Apoyo sin reservas cuanto se pueda hacer por la arqueología en Córdoba y provincia, pero resulta llamativo que mientras esta última está conociendo en los últimos años un renacer al respecto, con apuestas institucionales decididas por el conocimiento y la creación de tejido patrimonial, capaces ambos de dinamizar sus respectivos territorios, Córdoba continúe abandonada a su suerte, sin que nadie mueva un dedo ni levante la voz. ¿Cómo entender la carencia de una política arqueológica de presente y de futuro, que evite más barbaridades y defina la urbe que queremos y necesitamos? Otras ciudades lo han conseguido. Hace muy poco me escribía una señora en los siguientes términos: «Le hablo de Cartagena, una ciudad colapsada económicamente, que a través del estudio, la investigación y la puesta en valor de su pasado histórico y material ha sido capaz de resurgir, de reinventarse y de proyectarse pública y socialmente.

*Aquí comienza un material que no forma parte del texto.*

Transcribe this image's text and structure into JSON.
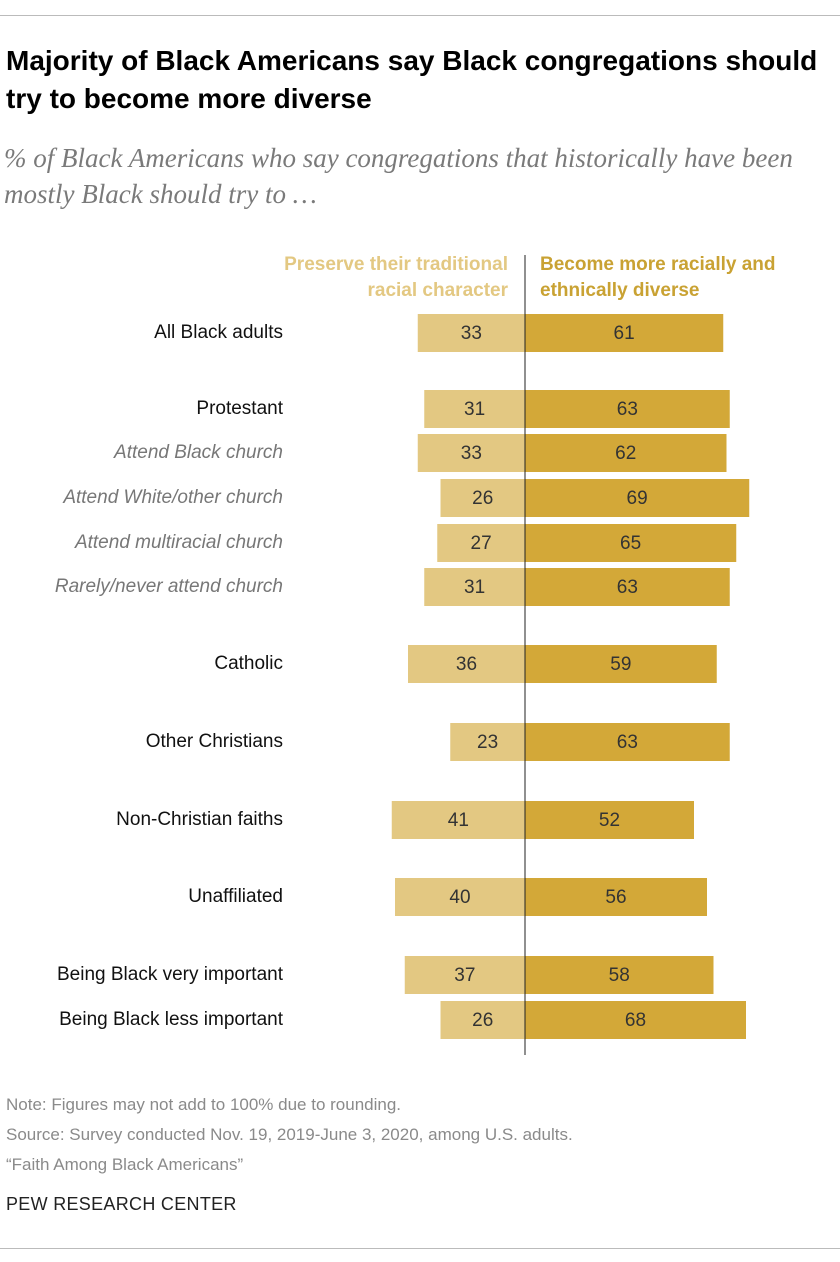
{
  "chart_data": {
    "type": "bar",
    "title": "Majority of Black Americans say Black congregations should try to become more diverse",
    "subtitle": "% of Black Americans who say congregations that historically have been mostly Black should try to …",
    "categories": [
      "All Black adults",
      "Protestant",
      "Attend Black church",
      "Attend White/other church",
      "Attend multiracial church",
      "Rarely/never attend church",
      "Catholic",
      "Other Christians",
      "Non-Christian faiths",
      "Unaffiliated",
      "Being Black very important",
      "Being Black less important"
    ],
    "series": [
      {
        "name": "Preserve their traditional racial character",
        "color": "#e3c882",
        "values": [
          33,
          31,
          33,
          26,
          27,
          31,
          36,
          23,
          41,
          40,
          37,
          26
        ]
      },
      {
        "name": "Become more racially and ethnically diverse",
        "color": "#d3a838",
        "values": [
          61,
          63,
          62,
          69,
          65,
          63,
          59,
          63,
          52,
          56,
          58,
          68
        ]
      }
    ],
    "note": "Note: Figures may not add to 100% due to rounding.",
    "source": [
      "Source: Survey conducted Nov. 19, 2019-June 3, 2020, among U.S. adults.",
      "“Faith Among Black Americans”"
    ],
    "publisher": "PEW RESEARCH CENTER"
  }
}
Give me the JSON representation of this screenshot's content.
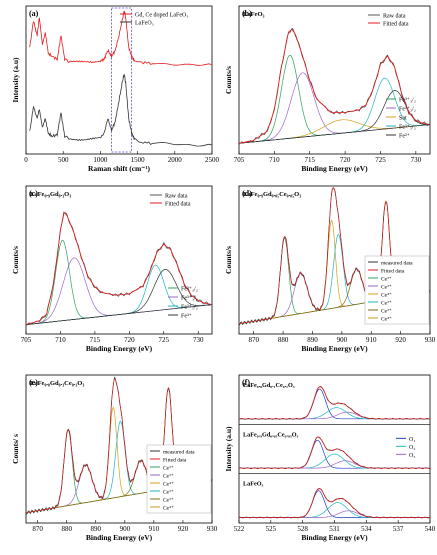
{
  "chart_data": [
    {
      "id": "a",
      "type": "line",
      "panel_label": "(a)",
      "xlabel": "Raman shift (cm⁻¹)",
      "ylabel": "Intensity (a.u)",
      "xlim": [
        0,
        2500
      ],
      "xticks": [
        "0",
        "500",
        "1000",
        "1500",
        "2000",
        "2500"
      ],
      "legend": [
        "Gd, Ce doped LaFeO₃",
        "LaFeO₃"
      ],
      "legend_position": "top-right",
      "highlight_box": [
        1150,
        1420
      ],
      "colors": [
        "#e41a1c",
        "#333333"
      ],
      "series": [
        {
          "name": "Gd, Ce doped LaFeO₃",
          "x": [
            50,
            100,
            150,
            180,
            220,
            260,
            300,
            350,
            420,
            470,
            520,
            600,
            700,
            800,
            900,
            1000,
            1050,
            1100,
            1150,
            1200,
            1250,
            1300,
            1320,
            1340,
            1380,
            1420,
            1460,
            1550,
            1700,
            1900,
            2100,
            2300,
            2500
          ],
          "y": [
            0.72,
            0.9,
            0.8,
            0.92,
            0.74,
            0.82,
            0.68,
            0.66,
            0.64,
            0.8,
            0.64,
            0.62,
            0.62,
            0.62,
            0.62,
            0.63,
            0.64,
            0.7,
            0.66,
            0.7,
            0.8,
            0.92,
            0.97,
            0.92,
            0.72,
            0.66,
            0.63,
            0.62,
            0.61,
            0.61,
            0.61,
            0.6,
            0.6
          ]
        },
        {
          "name": "LaFeO₃",
          "x": [
            50,
            100,
            150,
            180,
            220,
            260,
            300,
            350,
            420,
            470,
            520,
            600,
            700,
            800,
            900,
            1000,
            1050,
            1100,
            1150,
            1200,
            1250,
            1300,
            1320,
            1340,
            1380,
            1420,
            1460,
            1550,
            1700,
            1900,
            2100,
            2300,
            2500
          ],
          "y": [
            0.15,
            0.32,
            0.24,
            0.3,
            0.18,
            0.24,
            0.14,
            0.12,
            0.13,
            0.28,
            0.12,
            0.1,
            0.09,
            0.09,
            0.1,
            0.11,
            0.14,
            0.24,
            0.16,
            0.22,
            0.36,
            0.5,
            0.54,
            0.48,
            0.24,
            0.14,
            0.1,
            0.08,
            0.07,
            0.07,
            0.07,
            0.06,
            0.06
          ]
        }
      ]
    },
    {
      "id": "b",
      "type": "line",
      "panel_label": "(b)",
      "title": "LaFeO₃",
      "xlabel": "Binding Energy (eV)",
      "ylabel": "Counts/s",
      "xlim": [
        705,
        732
      ],
      "xticks": [
        "705",
        "710",
        "715",
        "720",
        "725",
        "730"
      ],
      "legend_top": [
        "Raw data",
        "Fitted data"
      ],
      "legend_bottom": [
        "Fe³⁺₃/₂",
        "Fe²⁺₃/₂",
        "Sat",
        "Fe³⁺₅/₂",
        "Fe²⁺"
      ],
      "colors": [
        "#555555",
        "#e41a1c",
        "#2ca25f",
        "#9e66c9",
        "#d4a017",
        "#1fb5c2",
        "#333333"
      ],
      "raw": {
        "x": [
          705,
          707,
          709,
          710,
          711,
          712,
          712.5,
          713,
          714,
          715,
          716,
          718,
          720,
          722,
          723,
          724,
          725,
          726,
          727,
          728,
          729,
          730,
          731,
          732
        ],
        "y": [
          0.05,
          0.07,
          0.14,
          0.3,
          0.62,
          0.88,
          0.9,
          0.86,
          0.7,
          0.52,
          0.38,
          0.28,
          0.28,
          0.3,
          0.34,
          0.46,
          0.64,
          0.7,
          0.62,
          0.42,
          0.28,
          0.22,
          0.2,
          0.19
        ]
      },
      "peaks": [
        {
          "name": "Fe³⁺₃/₂",
          "center": 712.2,
          "height": 0.62,
          "width": 1.2
        },
        {
          "name": "Fe²⁺₃/₂",
          "center": 714.0,
          "height": 0.48,
          "width": 1.6
        },
        {
          "name": "Sat",
          "center": 719.5,
          "height": 0.1,
          "width": 2.5
        },
        {
          "name": "Fe³⁺₅/₂",
          "center": 725.6,
          "height": 0.38,
          "width": 1.4
        },
        {
          "name": "Fe²⁺",
          "center": 727.0,
          "height": 0.28,
          "width": 1.5
        }
      ],
      "baseline": {
        "start": 0.05,
        "end": 0.19
      }
    },
    {
      "id": "c",
      "type": "line",
      "panel_label": "(c)",
      "title": "LaFe₀.₉Gd₀.₁O₃",
      "xlabel": "Binding Energy (eV)",
      "ylabel": "Counts/s",
      "xlim": [
        705,
        732
      ],
      "xticks": [
        "705",
        "710",
        "715",
        "720",
        "725",
        "730"
      ],
      "legend_top": [
        "Raw data",
        "Fitted data"
      ],
      "legend_bottom": [
        "Fe²⁺₃/₂",
        "Fe³⁺₃/₂",
        "Fe²⁺₅/₂",
        "Fe³⁺"
      ],
      "colors": [
        "#555555",
        "#e41a1c",
        "#2ca25f",
        "#9e66c9",
        "#1fb5c2",
        "#333333"
      ],
      "raw": {
        "x": [
          705,
          707,
          708,
          709,
          710,
          710.5,
          711,
          712,
          713,
          714,
          715,
          716,
          718,
          720,
          722,
          723,
          724,
          725,
          726,
          727,
          728,
          729,
          730,
          731,
          732
        ],
        "y": [
          0.04,
          0.07,
          0.12,
          0.35,
          0.74,
          0.88,
          0.85,
          0.72,
          0.55,
          0.4,
          0.32,
          0.28,
          0.26,
          0.27,
          0.33,
          0.44,
          0.58,
          0.64,
          0.6,
          0.48,
          0.34,
          0.26,
          0.22,
          0.2,
          0.19
        ]
      },
      "peaks": [
        {
          "name": "Fe²⁺₃/₂",
          "center": 710.3,
          "height": 0.6,
          "width": 1.0
        },
        {
          "name": "Fe³⁺₃/₂",
          "center": 712.0,
          "height": 0.46,
          "width": 1.6
        },
        {
          "name": "Fe²⁺₅/₂",
          "center": 723.8,
          "height": 0.34,
          "width": 1.2
        },
        {
          "name": "Fe³⁺",
          "center": 725.2,
          "height": 0.3,
          "width": 1.6
        }
      ],
      "baseline": {
        "start": 0.04,
        "end": 0.19
      }
    },
    {
      "id": "d",
      "type": "line",
      "panel_label": "(d)",
      "title": "LaFe₀.₉Gd₀.₀₅Ce₀.₀₅O₃",
      "xlabel": "Binding Energy (eV)",
      "ylabel": "Counts/s",
      "xlim": [
        865,
        930
      ],
      "xticks": [
        "870",
        "880",
        "890",
        "900",
        "910",
        "920",
        "930"
      ],
      "legend": [
        "measured data",
        "Fitted data",
        "Ce³⁺",
        "Ce³⁺",
        "Ce⁴⁺",
        "Ce³⁺",
        "Ce³⁺",
        "Ce⁴⁺"
      ],
      "colors": [
        "#333333",
        "#e41a1c",
        "#2ca25f",
        "#9e66c9",
        "#d4a017",
        "#1fb5c2",
        "#7d6b1a",
        "#c79a1e"
      ],
      "peaks": [
        {
          "center": 880.5,
          "height": 0.62,
          "width": 1.4
        },
        {
          "center": 886.0,
          "height": 0.32,
          "width": 2.2
        },
        {
          "center": 896.5,
          "height": 0.7,
          "width": 1.3
        },
        {
          "center": 898.8,
          "height": 0.58,
          "width": 1.6
        },
        {
          "center": 905.0,
          "height": 0.28,
          "width": 2.0
        },
        {
          "center": 915.0,
          "height": 0.78,
          "width": 1.3
        }
      ],
      "baseline": {
        "start": 0.05,
        "end": 0.3
      }
    },
    {
      "id": "e",
      "type": "line",
      "panel_label": "(e)",
      "title": "LaFe₀.₈Gd₀.₁Ce₀.₁O₃",
      "xlabel": "Binding Energy (eV)",
      "ylabel": "Counts/ s",
      "xlim": [
        866,
        930
      ],
      "xticks": [
        "870",
        "880",
        "890",
        "900",
        "910",
        "920",
        "930"
      ],
      "legend": [
        "measured data",
        "Fitted data",
        "Ce³⁺",
        "Ce³⁺",
        "Ce⁴⁺",
        "Ce³⁺",
        "Ce³⁺",
        "Ce⁴⁺"
      ],
      "colors": [
        "#333333",
        "#e41a1c",
        "#2ca25f",
        "#9e66c9",
        "#d4a017",
        "#1fb5c2",
        "#7d6b1a",
        "#c79a1e"
      ],
      "peaks": [
        {
          "center": 880.5,
          "height": 0.6,
          "width": 1.4
        },
        {
          "center": 886.5,
          "height": 0.3,
          "width": 2.2
        },
        {
          "center": 896.0,
          "height": 0.72,
          "width": 1.3
        },
        {
          "center": 898.5,
          "height": 0.6,
          "width": 1.6
        },
        {
          "center": 905.5,
          "height": 0.26,
          "width": 2.0
        },
        {
          "center": 915.0,
          "height": 0.8,
          "width": 1.3
        }
      ],
      "baseline": {
        "start": 0.05,
        "end": 0.3
      }
    },
    {
      "id": "f",
      "type": "line",
      "panel_label": "(f)",
      "xlabel": "Binding Energy (eV)",
      "ylabel": "Intensity (a.u)",
      "xlim": [
        522,
        540
      ],
      "xticks": [
        "522",
        "525",
        "528",
        "531",
        "534",
        "537",
        "540"
      ],
      "legend": [
        "O₁",
        "O₂",
        "O₃"
      ],
      "colors": [
        "#333333",
        "#e41a1c",
        "#1f3fbf",
        "#1fb5c2",
        "#9e66c9"
      ],
      "subpanels": [
        {
          "label": "LaFe₀.₈Gd₀.₁Ce₀.₁O₃",
          "p1": [
            529.6,
            0.8,
            0.55
          ],
          "p2": [
            531.2,
            0.3,
            0.9
          ],
          "p3": [
            532.2,
            0.18,
            0.9
          ]
        },
        {
          "label": "LaFe₀.₉Gd₀.₀₅Ce₀.₀₅O₃",
          "p1": [
            529.4,
            0.75,
            0.55
          ],
          "p2": [
            531.0,
            0.38,
            0.9
          ],
          "p3": [
            532.0,
            0.2,
            0.9
          ]
        },
        {
          "label": "LaFeO₃",
          "p1": [
            529.5,
            0.72,
            0.55
          ],
          "p2": [
            531.3,
            0.4,
            0.9
          ],
          "p3": [
            532.3,
            0.18,
            0.9
          ]
        }
      ]
    }
  ]
}
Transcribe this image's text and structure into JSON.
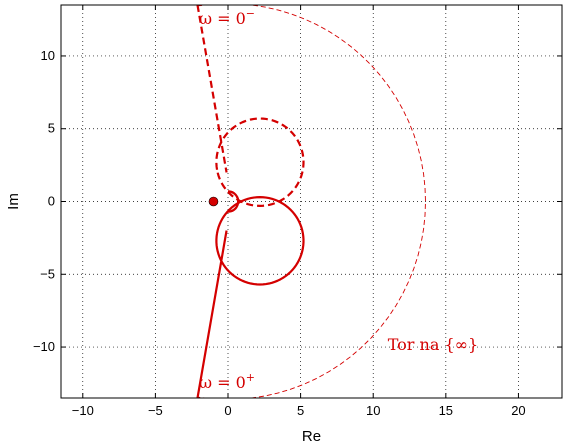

Me parece un ejemplo a imitar, por haberse dado en ella esa conjunción de instituciones, organismos públicos y privados en pro del beneficio colectivo de la que tan necesitada está Córdoba». Cartagena es, en efecto, la ciudad española en la que más evidente ha sido este proceso en los últimos años, pero otras como Tarragona o Mérida han hecho también de la arqueología su principal seña de identidad y su mejor recurso. En Mérida, el Consorcio de la Ciudad Monumental, Histórico-Artística y Arqueológica, de carácter mancomunado e independiente, inauguró una nueva era hace ya tiempo. Córdoba, en cambio, sigue de manos cruzadas.

Cuidado con los fariseísmos y las soflamas. Nos han pasado factura otras veces, y podríamos reaccionar demasiado tarde. Después de cuarenta años de inversiones enormes, Córdoba sigue sin contar con un tejido arqueológico integrado en su discurso patrimonial, y se limita a contemplar, con su abulia de siglos, cómo sus solares son vaciados, y lo poco que le ha quedado languidece en sótanos y párkings, o desaparece entre jaramagos y palmitos, al margen de cualquier rentabilidad cultural, educativa o económica. La situación es tan grave, y tan incomprensible, que excede cualquier lógica. No quiero sonar irreverente ni desacorde, pero comprendan mi desconcierto. Por duro o impopular que pueda resultar decirlo, Córdoba no es sólo la Mezquita o Medina Azahara. Es más, ninguna de ellas podría entenderse si no es en su marco.